Por um grande período da história humana, as pessoas viviam em
pequenos grupos. Para aumentar as chances de sobrevivência era
necessária uma certa propensão a contribuir com o grupo. Ao fim, um
grupo bem-sucedido significa maior chances de sucesso de um indivíduo.
Portanto, do ponto de vista evolucionário, um indivíduo mais fraco
prejudica o bando todo. Por isso a preferência das pessoas em ajudar os
mais fracos. É uma questão de sobrevivência, e não de altruísmo em si.
Herdamos isso dos nossos antepassados.
A nossa preferência por igualdade ao rejeitarmos ofertas injustas
explica muito de nossas reações no dia a dia contra pessoas ricas.
Recentemente, vimos todos os candidatos à Presidência declararem seus
patrimônios, como obriga a legislação eleitoral. João Amoêdo, um
ex-executivo de banco, declarou R$ 425 milhões. Já o ex-chefe do Banco
Central Henrique Meirelles diz ter R$ 377 milhões. A fortuna coloca os
dois no grupo dos supersupersuper-ricos.
Do outro lado, Guilherme Boulos diz ter apenas R$ 15,4 mil e Cabo
Daciolo não declarou patrimônio algum. Sem entrar no mérito se as
declarações são verdadeiras ou não, esse é o cenário perfeito para quem
gosta de rótulos. O capitalista contra o trabalhador. Patrão versus
proletário. O grande comendo o pequeno. É João Amoêdo e Meirelles
ficando com 99% da torta e o restante dos brasileiros com 1%.
Seguindo a mesma lógica dos nossos ancestrais que viviam em bandos,
deveria ser assim: o patrimônio dos candidatos pode nos fazer torcer
para Boulos e Daciolo e excluir Meirelles e Amoêdo das nossas
possiblidades. O próprio PSol fez um material de campanha sugerindo que
apenas Boulos seria o presidente certo para os pobres.
Ao aplicar a lógica evolucionária e detestar candidatos ricos, cometemos muitos enganos. Ainda que sem saber, cometemos.
O primeiro ponto é: quem é mais corrompível? O que fez a sua vida na
iniciativa privada e, não precisando de dinheiro, resolveu entrar para a
política? Ou aqueles que dependem dela para viver?

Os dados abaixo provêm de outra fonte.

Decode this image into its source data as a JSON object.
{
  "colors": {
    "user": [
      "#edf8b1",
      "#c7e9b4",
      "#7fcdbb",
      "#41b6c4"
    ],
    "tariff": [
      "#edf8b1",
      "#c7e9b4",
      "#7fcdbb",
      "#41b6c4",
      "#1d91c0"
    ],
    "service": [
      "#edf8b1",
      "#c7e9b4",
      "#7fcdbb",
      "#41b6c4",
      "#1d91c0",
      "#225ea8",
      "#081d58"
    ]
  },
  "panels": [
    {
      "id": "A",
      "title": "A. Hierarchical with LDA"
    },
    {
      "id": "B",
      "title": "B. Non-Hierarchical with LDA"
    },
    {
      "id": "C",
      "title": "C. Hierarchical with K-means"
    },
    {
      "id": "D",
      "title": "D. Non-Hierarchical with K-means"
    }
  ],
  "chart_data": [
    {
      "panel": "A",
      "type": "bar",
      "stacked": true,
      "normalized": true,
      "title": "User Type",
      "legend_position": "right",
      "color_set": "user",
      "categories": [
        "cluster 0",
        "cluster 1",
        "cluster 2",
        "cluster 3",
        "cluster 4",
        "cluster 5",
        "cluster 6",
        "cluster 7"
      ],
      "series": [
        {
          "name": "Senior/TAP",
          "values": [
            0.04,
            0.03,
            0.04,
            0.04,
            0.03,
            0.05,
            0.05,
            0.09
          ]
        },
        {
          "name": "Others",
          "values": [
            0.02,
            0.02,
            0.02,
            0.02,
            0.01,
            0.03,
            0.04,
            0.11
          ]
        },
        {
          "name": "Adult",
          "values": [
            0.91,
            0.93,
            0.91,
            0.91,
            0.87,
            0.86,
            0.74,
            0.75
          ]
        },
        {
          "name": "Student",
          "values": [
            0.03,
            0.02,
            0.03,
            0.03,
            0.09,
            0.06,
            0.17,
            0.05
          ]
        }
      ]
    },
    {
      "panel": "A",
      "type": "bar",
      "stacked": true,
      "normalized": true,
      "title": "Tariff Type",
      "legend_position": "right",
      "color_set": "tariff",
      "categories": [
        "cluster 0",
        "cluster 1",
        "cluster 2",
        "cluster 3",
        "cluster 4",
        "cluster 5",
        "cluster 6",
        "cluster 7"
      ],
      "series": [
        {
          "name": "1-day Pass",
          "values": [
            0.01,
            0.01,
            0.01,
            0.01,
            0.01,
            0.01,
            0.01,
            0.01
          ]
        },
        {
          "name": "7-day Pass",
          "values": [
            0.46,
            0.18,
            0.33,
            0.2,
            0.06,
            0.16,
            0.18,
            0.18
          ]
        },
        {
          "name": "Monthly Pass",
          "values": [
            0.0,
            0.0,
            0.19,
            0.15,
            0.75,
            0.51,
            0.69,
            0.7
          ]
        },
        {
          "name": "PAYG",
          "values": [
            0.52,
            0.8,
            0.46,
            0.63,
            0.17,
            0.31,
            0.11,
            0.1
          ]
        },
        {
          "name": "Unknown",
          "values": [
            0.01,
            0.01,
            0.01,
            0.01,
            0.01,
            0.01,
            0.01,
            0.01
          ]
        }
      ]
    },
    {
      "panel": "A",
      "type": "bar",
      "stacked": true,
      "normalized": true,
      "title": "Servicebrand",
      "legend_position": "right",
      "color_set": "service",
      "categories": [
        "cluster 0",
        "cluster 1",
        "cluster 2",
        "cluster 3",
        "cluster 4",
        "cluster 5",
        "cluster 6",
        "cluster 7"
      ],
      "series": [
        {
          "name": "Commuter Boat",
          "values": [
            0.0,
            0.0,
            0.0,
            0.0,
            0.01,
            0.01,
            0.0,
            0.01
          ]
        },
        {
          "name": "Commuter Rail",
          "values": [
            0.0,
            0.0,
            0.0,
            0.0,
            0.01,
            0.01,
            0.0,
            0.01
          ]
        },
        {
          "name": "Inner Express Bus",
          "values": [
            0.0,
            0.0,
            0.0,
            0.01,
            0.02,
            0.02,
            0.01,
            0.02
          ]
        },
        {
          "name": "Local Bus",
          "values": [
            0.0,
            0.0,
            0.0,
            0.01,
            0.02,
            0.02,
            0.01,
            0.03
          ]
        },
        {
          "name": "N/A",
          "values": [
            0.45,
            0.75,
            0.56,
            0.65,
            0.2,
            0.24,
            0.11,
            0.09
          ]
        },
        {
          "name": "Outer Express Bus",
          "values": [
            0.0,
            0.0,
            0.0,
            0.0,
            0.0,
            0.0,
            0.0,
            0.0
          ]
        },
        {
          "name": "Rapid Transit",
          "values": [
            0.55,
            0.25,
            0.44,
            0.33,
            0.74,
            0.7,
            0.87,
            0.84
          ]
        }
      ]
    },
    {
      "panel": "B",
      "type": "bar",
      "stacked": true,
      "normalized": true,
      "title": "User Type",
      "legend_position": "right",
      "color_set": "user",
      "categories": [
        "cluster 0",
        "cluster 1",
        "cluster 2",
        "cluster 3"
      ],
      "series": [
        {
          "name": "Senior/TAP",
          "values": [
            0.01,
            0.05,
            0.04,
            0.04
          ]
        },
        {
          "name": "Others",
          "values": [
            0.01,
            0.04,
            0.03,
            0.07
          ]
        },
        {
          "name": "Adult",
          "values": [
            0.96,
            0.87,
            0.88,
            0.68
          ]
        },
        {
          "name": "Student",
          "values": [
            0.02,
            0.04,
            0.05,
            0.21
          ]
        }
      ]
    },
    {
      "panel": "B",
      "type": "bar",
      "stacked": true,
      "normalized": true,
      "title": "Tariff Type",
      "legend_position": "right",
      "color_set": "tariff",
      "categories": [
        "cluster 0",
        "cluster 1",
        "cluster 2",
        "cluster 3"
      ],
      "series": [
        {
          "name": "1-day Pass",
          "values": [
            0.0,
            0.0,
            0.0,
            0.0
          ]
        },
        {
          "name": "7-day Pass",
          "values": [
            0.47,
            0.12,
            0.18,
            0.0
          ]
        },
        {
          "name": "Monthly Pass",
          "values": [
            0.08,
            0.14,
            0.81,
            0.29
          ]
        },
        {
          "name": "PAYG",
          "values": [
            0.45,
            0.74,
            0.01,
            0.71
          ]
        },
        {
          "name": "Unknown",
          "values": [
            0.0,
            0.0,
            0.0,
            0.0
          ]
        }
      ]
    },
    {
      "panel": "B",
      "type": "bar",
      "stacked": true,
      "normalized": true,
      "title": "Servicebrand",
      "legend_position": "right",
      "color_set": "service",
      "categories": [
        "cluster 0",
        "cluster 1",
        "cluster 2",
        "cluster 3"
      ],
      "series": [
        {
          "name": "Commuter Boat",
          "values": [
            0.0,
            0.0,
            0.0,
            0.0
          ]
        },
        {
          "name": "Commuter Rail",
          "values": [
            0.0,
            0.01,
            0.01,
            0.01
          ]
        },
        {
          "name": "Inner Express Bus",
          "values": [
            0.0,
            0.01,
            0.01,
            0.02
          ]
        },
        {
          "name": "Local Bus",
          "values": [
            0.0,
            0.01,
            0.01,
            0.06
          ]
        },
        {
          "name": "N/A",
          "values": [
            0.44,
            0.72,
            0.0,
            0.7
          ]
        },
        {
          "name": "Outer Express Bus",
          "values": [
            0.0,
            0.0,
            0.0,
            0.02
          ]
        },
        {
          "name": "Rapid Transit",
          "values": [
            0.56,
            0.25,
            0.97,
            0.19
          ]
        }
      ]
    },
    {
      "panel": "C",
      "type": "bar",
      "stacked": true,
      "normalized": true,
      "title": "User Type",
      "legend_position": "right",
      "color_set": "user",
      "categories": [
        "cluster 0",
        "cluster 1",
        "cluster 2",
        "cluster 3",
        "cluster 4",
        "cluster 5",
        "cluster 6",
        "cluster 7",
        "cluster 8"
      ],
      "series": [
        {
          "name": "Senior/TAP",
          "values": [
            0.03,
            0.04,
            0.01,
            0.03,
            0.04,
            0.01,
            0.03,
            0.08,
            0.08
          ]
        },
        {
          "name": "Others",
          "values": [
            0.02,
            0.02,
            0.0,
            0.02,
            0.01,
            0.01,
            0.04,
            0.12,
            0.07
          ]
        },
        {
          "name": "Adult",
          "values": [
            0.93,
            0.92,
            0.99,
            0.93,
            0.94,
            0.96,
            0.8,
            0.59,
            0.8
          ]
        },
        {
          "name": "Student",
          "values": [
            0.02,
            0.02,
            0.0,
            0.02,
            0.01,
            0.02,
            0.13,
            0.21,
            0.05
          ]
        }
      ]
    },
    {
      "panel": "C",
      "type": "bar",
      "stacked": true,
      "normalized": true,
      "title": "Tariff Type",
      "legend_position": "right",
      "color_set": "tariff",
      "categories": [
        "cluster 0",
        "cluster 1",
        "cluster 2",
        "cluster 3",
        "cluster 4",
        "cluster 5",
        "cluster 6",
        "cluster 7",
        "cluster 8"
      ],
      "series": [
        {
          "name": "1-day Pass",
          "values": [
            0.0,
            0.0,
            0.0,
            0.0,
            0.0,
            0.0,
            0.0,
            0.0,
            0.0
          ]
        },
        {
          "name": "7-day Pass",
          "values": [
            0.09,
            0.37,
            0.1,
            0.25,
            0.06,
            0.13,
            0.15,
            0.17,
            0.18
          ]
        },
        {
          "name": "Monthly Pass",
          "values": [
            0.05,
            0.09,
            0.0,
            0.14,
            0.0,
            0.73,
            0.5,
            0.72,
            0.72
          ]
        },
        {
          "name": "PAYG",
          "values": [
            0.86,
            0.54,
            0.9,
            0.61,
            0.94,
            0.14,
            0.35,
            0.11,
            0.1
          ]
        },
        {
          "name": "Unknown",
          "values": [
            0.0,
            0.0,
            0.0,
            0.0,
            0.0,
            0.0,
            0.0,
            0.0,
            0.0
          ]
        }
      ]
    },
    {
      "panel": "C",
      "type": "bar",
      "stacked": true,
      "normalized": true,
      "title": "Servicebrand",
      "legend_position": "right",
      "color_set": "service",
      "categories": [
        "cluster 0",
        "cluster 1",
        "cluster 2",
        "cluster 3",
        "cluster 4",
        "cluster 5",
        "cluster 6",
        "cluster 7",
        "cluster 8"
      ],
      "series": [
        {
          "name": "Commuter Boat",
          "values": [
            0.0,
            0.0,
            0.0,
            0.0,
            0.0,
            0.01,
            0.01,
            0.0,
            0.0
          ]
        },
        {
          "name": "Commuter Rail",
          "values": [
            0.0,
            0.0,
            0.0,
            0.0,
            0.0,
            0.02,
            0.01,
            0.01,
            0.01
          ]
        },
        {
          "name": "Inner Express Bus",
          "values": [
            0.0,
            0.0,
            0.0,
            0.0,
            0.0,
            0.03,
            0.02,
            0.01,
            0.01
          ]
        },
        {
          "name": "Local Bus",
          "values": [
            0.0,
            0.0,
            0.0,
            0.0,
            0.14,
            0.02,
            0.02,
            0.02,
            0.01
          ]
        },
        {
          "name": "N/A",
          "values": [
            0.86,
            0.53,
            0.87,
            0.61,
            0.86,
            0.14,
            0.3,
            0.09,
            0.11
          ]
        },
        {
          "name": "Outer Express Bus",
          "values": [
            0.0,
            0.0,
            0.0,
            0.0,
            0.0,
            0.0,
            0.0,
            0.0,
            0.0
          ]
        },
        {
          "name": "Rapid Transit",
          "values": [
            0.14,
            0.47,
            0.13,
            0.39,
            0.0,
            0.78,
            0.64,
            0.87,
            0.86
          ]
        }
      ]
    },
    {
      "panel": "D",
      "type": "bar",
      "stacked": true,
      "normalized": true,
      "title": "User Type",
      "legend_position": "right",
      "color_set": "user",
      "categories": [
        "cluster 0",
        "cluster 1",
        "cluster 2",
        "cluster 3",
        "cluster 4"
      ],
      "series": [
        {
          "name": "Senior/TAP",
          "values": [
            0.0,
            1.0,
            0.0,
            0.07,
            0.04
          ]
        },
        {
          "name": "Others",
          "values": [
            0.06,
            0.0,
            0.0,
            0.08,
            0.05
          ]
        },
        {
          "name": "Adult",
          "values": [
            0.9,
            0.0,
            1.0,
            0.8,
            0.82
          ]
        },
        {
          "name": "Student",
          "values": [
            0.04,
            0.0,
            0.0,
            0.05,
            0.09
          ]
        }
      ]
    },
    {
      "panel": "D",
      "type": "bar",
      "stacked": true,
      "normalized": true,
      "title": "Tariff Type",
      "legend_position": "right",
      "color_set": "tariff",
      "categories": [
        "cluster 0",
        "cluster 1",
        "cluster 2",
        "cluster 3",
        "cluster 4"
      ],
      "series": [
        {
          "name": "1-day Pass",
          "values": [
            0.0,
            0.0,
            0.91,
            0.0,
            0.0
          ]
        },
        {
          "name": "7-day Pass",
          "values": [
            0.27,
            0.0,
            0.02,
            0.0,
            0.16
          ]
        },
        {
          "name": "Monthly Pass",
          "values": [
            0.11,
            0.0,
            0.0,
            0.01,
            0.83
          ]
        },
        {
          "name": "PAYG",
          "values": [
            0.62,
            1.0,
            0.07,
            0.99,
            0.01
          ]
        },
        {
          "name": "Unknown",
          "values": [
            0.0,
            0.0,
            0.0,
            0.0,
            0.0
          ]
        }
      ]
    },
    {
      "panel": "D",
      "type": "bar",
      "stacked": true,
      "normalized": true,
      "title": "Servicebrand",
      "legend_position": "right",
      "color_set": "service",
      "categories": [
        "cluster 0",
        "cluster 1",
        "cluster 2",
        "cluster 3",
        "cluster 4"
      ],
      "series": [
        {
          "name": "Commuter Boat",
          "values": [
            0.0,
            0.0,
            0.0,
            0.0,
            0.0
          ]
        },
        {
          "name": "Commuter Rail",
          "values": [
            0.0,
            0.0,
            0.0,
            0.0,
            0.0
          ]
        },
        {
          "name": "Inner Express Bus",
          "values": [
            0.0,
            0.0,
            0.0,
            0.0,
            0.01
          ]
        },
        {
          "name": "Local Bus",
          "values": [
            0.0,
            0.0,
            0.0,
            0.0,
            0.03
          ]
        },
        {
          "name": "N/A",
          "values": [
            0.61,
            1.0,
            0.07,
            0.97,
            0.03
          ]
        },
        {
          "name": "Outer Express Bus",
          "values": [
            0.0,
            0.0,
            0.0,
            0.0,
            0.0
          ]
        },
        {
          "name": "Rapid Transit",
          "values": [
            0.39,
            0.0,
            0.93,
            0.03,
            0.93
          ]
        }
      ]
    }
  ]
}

Mas mais do que isso. Que mensagem a passamos para as pessoas e
nossos filhos se condenamos aqueles que tiveram sucesso na sociedade de
maneira honesta? Execrar um candidato rico significa praticar a cultura
do fracasso. Perpetuamos a ideia de que ter sucesso é feio, imoral e
pessoas vencedoras são um mal para a sociedade.
Esquecemos, porém, que aqueles que acumularam um patrimônio –
principalmente na incitativa privada – o fizeram por gerar valor para a
sociedade. E, diferentemente dos esportes, a iniciativa privada não é um
jogo de soma zero em que, se alguém ganhou, é porque alguém perdeu.
Pelo contrário, é um win-win game. Não há empresário que tenha ficado
rico (honestamente) sem ter feito a vida daqueles que vivem ao seu redor
também melhores. Uma sociedade com muitos Amoêdos e Meirelles é melhor
do que uma com poucos como eles.
Há no instinto humano uma tendência a punir aqueles que não
contribuem com o grupo ou com a sociedade. O teste da torta mostra isso.
Mais do que simples altruísmo, o motivo pelo qual há uma tendência em
“punir” aqueles que não contribuem com o grupo é uma questão de
sobrevivência.
Não acredito, porém, que o patrimônio deva ser critério algum de
voto. Mas, se for, votemos naqueles mais ricos. Pelo menos eles já
provaram que conseguiram agregar valor para a sociedade e sabem gerir
bem um patrimônio. As chances de destruir o país são bem menores.
Leonardo de Siqueira Lima é mestre
em Economia pela Barcelona Graduate School of Economics e associado do
Instituto de Formação de Líderes (IFL-SP).